Sunday, September 27, 2009

Being Frances Perkins

Frances Perkins (April 10, 1880 – May 14, 1965) was the first female and longest serving Secretary of Labor in our history. In 1933 she was appointed by President Franklin Delano Roosevelt and was the writer of New Deal legislation, including minimum wage.

In 1934 FDR appointed Perkins as chairwoman of his Committee on Economic Security. In this capacity the Social Security Act of 1935 was passed which included unemployment insurance. In considering our current situation in relation to where we were then there are more safety nets in place during an economic downturn because of her work.

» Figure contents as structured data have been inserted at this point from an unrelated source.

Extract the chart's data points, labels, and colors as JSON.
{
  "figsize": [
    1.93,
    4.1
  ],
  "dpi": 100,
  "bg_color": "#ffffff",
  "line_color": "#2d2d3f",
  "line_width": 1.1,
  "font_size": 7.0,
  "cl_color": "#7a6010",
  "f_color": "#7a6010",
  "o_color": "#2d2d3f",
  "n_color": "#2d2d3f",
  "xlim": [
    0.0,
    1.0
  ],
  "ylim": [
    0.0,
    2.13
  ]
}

Frances Perkins is inspiring and her accomplishments are many. Affordable health care was something she fought for valiantly for many years. She said that because "the experts couldn't get through with health insurance in time to make a report on it," legislation couldn't be passed. Well, we need to stop staling on this important issue. It's pass time.


septembermom said...

Frances Perkins' dedication towards the pursuit of affordable health care was admirable. Thank you for highlighting this hardworking, intelligent woman who is a great example of an American devoted to her country.

Judith Ellis said...

Kelly - I love her for her diligence and hardwork in a period in our country among men that must have been extrordinary to deal with; yet, she seems to have done so with grace and fortitude. She was essentially the power behind The New Deal. President Roosevelt seems to have been the spokesperson of her ideas. This is amazing! I was so happy to discover her this week in my efforts to educate myself on the history of the health care crisis in the US. I love your words here about her example and devotion to America. We could stand to have many more Frances Perkinses today and less individualism.